2020: The COVID-19 pandemic exposed and exacerbated existing inequities in the U.S. education system, including disparities in access to technology and internet, which disproportionately affected students from marginalized communities. The pandemic also highlighted the importance of teachers and the critical role they play in students’ lives.
2020: The murder of George Floyd by police officers sparked a nationwide reckoning with systemic racism, including in education. Many schools and universities were forced to confront their own histories of racism and take action to address it.
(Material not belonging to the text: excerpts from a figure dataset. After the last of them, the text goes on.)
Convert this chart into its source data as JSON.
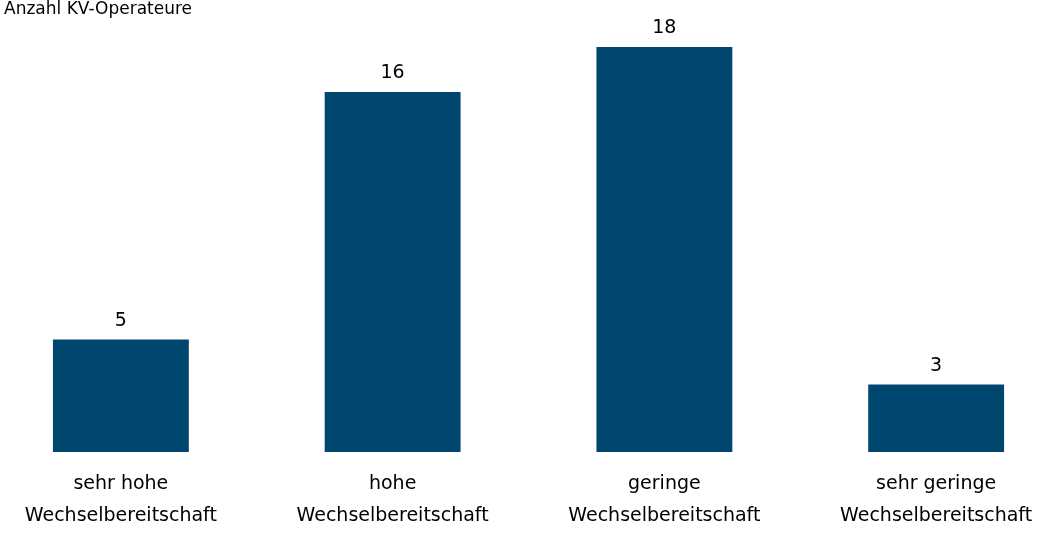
{
  "chart_data": {
    "type": "bar",
    "ylabel": "Anzahl KV-Operateure",
    "categories": [
      "sehr hohe Wechselbereitschaft",
      "hohe Wechselbereitschaft",
      "geringe Wechselbereitschaft",
      "sehr geringe Wechselbereitschaft"
    ],
    "values": [
      5,
      16,
      18,
      3
    ],
    "color": "#00476f",
    "data_labels": true
  }
}
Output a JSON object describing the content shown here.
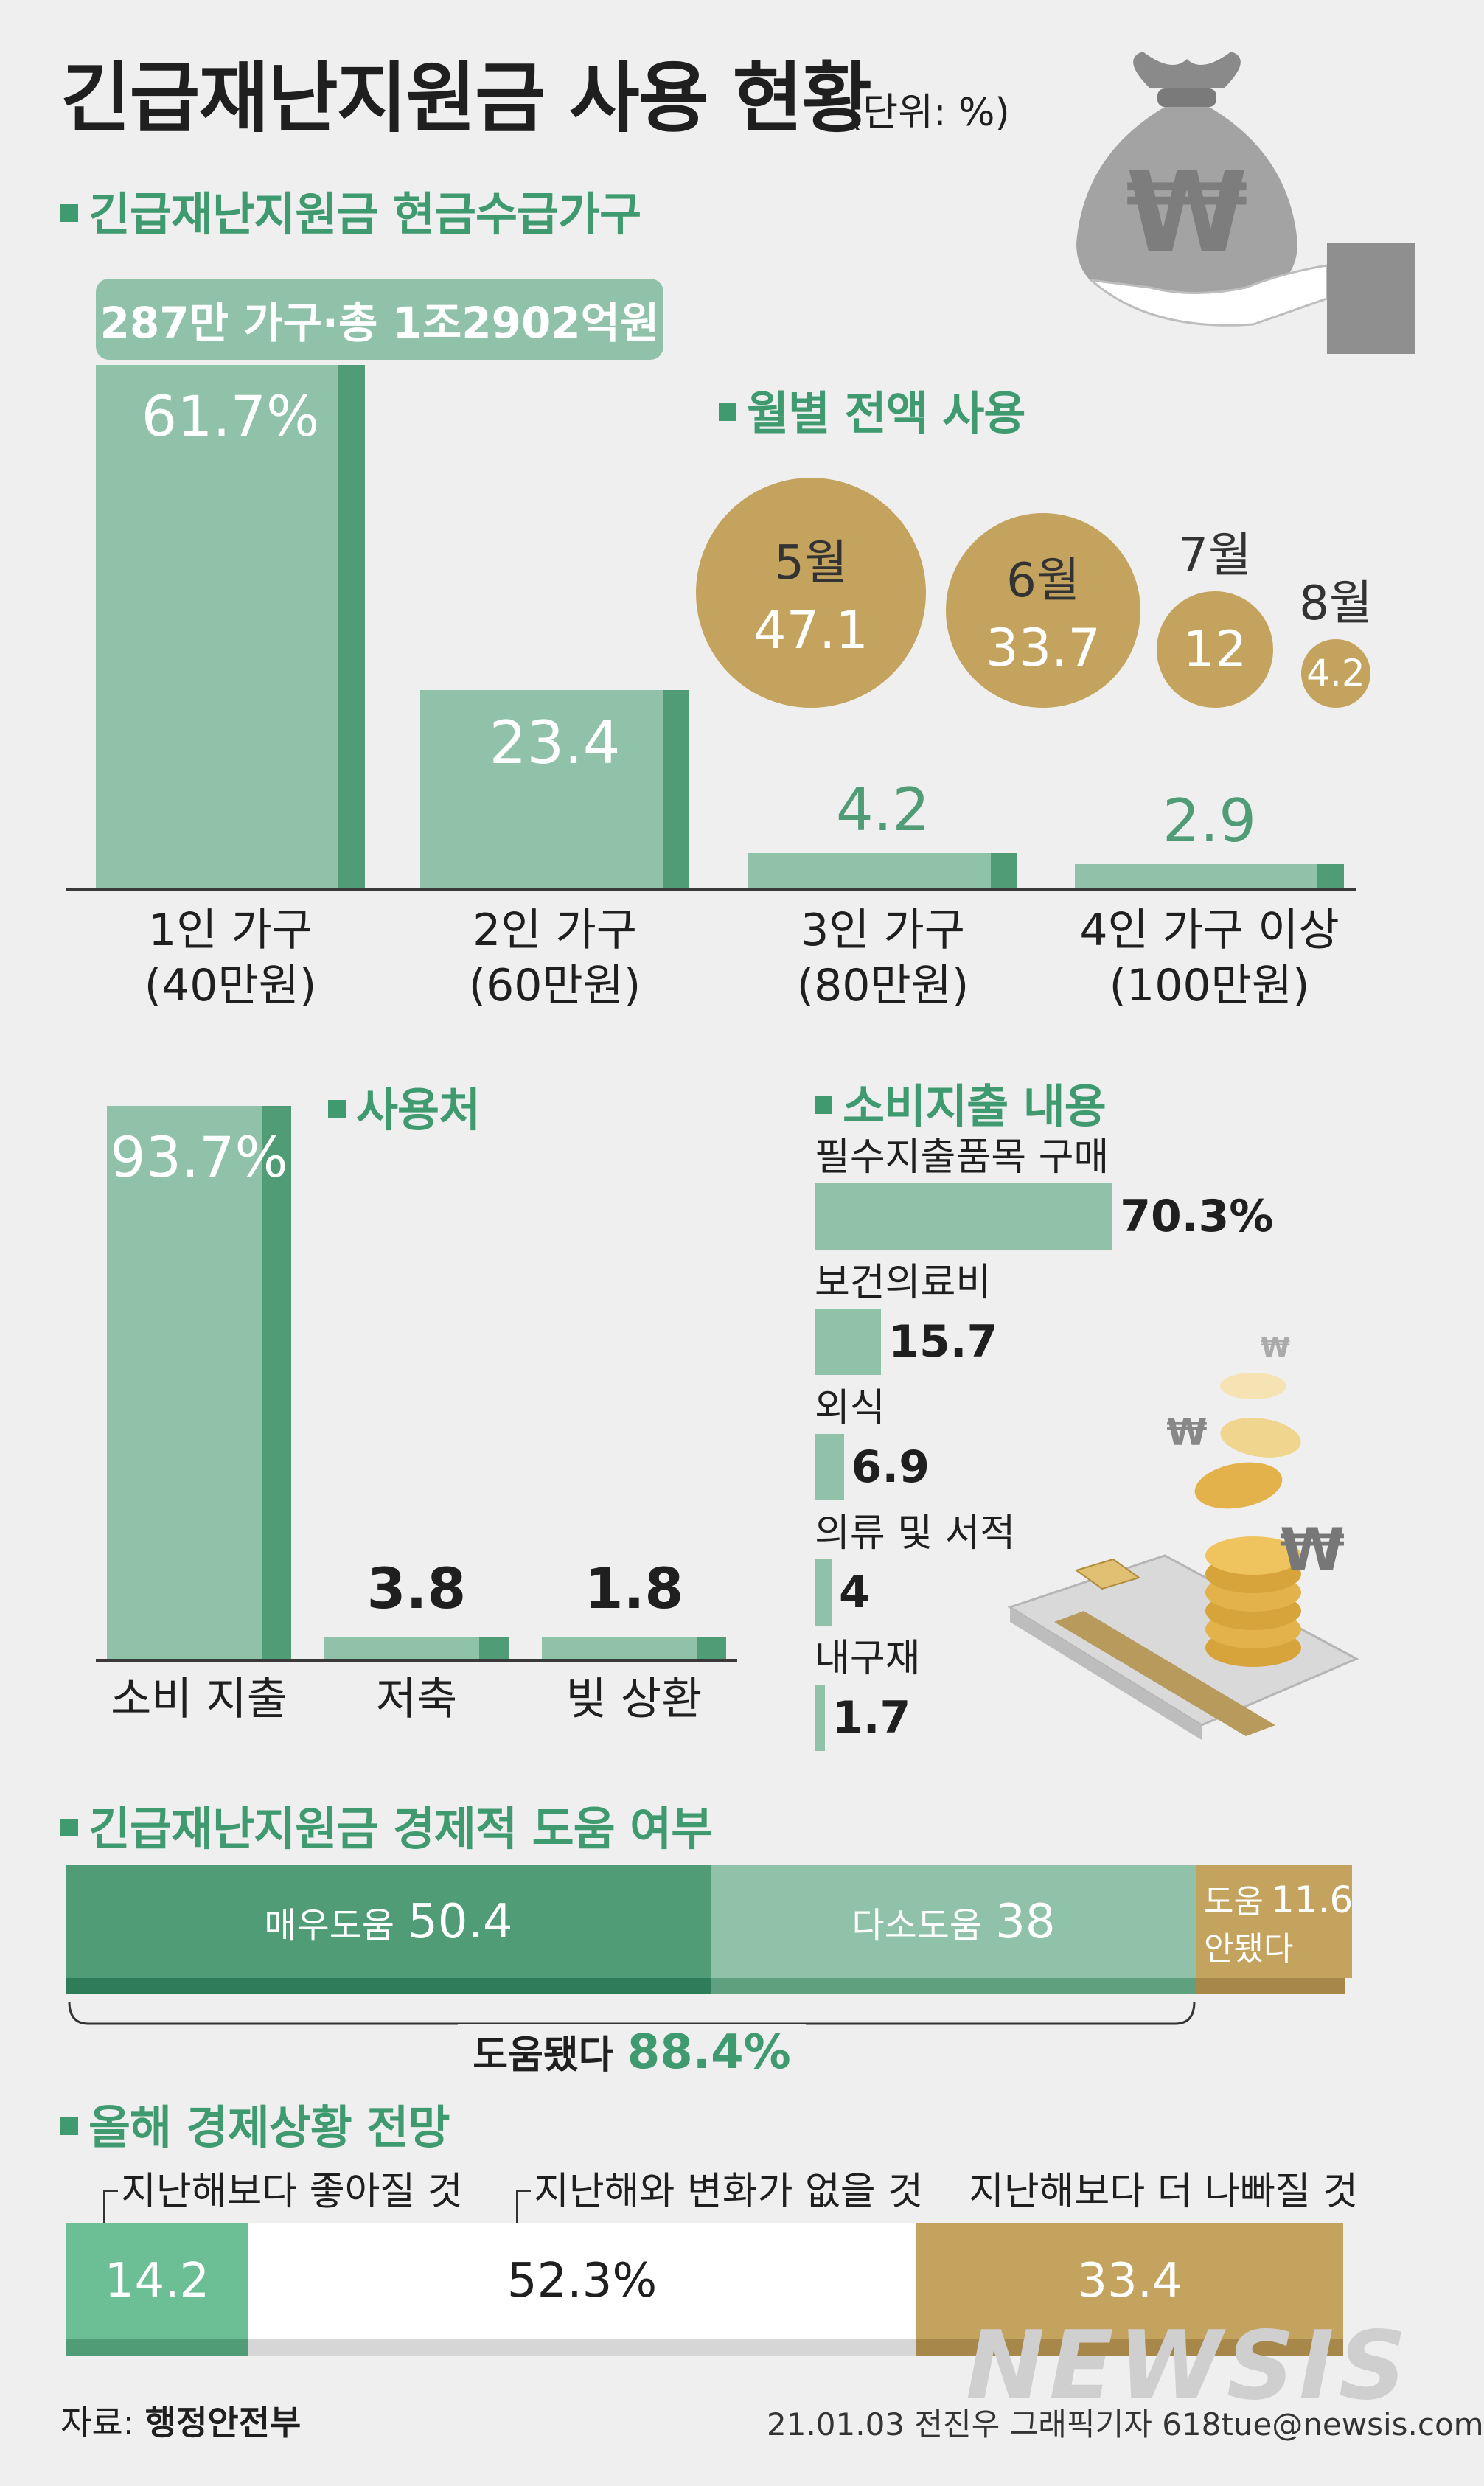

This led to a surge in anti-racist education initiatives, including curriculum changes, professional development for teachers, and diversity, equity, and inclusion (DEI) training.
2021: The U.S. Department of Education under the Biden administration released a new “Proposed Priorities” document that outlines the department’s focus on advancing equity in education, including addressing systemic racism. This includes initiatives to increase funding for schools serving marginalized communities, improve teacher diversity, and support anti-racist curriculum and policies.
Despite progress over the years, racism remains a persistent and pervasive issue in the U.S. education system. It will require ongoing efforts and commitment to truly achieve a just and equitable education system for all students.